Bankruptcy, Memorabilia, Regulatory Hurdles And A Hearty Appetite
December 10, 2010 by Chip Wood
*One heck of a payday. Have you seen how much money the lawyers handling the liquidation of Bernard Madoff’s firm are being paid? The Manhattan Bankruptcy Court has approved payment of $5,010 a day for trustee Irving Picard. That sounds like a lot — until you learn that his law firm, Baker & Hostetler LLP, is receiving $283,179.45 a day for the work the rest of the staff is doing. Wonder if that includes Sundays and holidays?

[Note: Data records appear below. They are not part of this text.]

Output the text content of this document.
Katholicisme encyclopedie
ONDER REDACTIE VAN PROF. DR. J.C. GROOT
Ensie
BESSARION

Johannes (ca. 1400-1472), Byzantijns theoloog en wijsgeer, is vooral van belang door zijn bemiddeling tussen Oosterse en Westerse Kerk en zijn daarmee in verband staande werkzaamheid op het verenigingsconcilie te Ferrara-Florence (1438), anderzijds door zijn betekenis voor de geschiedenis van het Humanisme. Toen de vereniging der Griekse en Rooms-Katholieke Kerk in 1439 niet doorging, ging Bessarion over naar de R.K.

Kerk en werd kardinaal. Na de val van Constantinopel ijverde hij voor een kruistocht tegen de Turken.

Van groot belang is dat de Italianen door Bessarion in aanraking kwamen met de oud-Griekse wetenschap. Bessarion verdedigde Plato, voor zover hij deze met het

*And one darned expensive glove. There was no belt-tightening at an auction in Beverly Hills for celebrity memorabilia. A lone white glove worn by Michael Jackson during his “Bad” tour in the late ’80s fetched $330,000. A hat he wore on stage commanded $72,000. One ghoulish collector paid $18,750 for two empty prescription bottles that once belonged to Marilyn Monroe. A military-style jacket that John Lennon wore in a Life magazine photo shoot in 1966 sold for $240,000. And you know what? I wouldn’t want to own any of them.
*Why there are so few new jobs. Tom Donohue, the president of the U.S. Chamber of Commerce, says that businesses considering hiring new workers face a “regulatory tsunami” from the Obama Administration. The hurdles include 200 new rules from the Environmental Protection Agency, 100 new regulations from the Department of Labor, 183 new agencies under Obamacare, and 540 rules and 170 new reports under the new financial regulation bill. Combine that with the vast uncertainty about what their tax rates will be next year, and is it any wonder that most companies are playing wait and see?
*Be glad we don’t “eat like a bird.” Researchers say that if a human burned energy at the same rate as a hummingbird, he’d have to eat 1,000 Quarter Pounders a day. Or consume 40 10-pound sacks of potatoes. That’s sure a lot of French fries.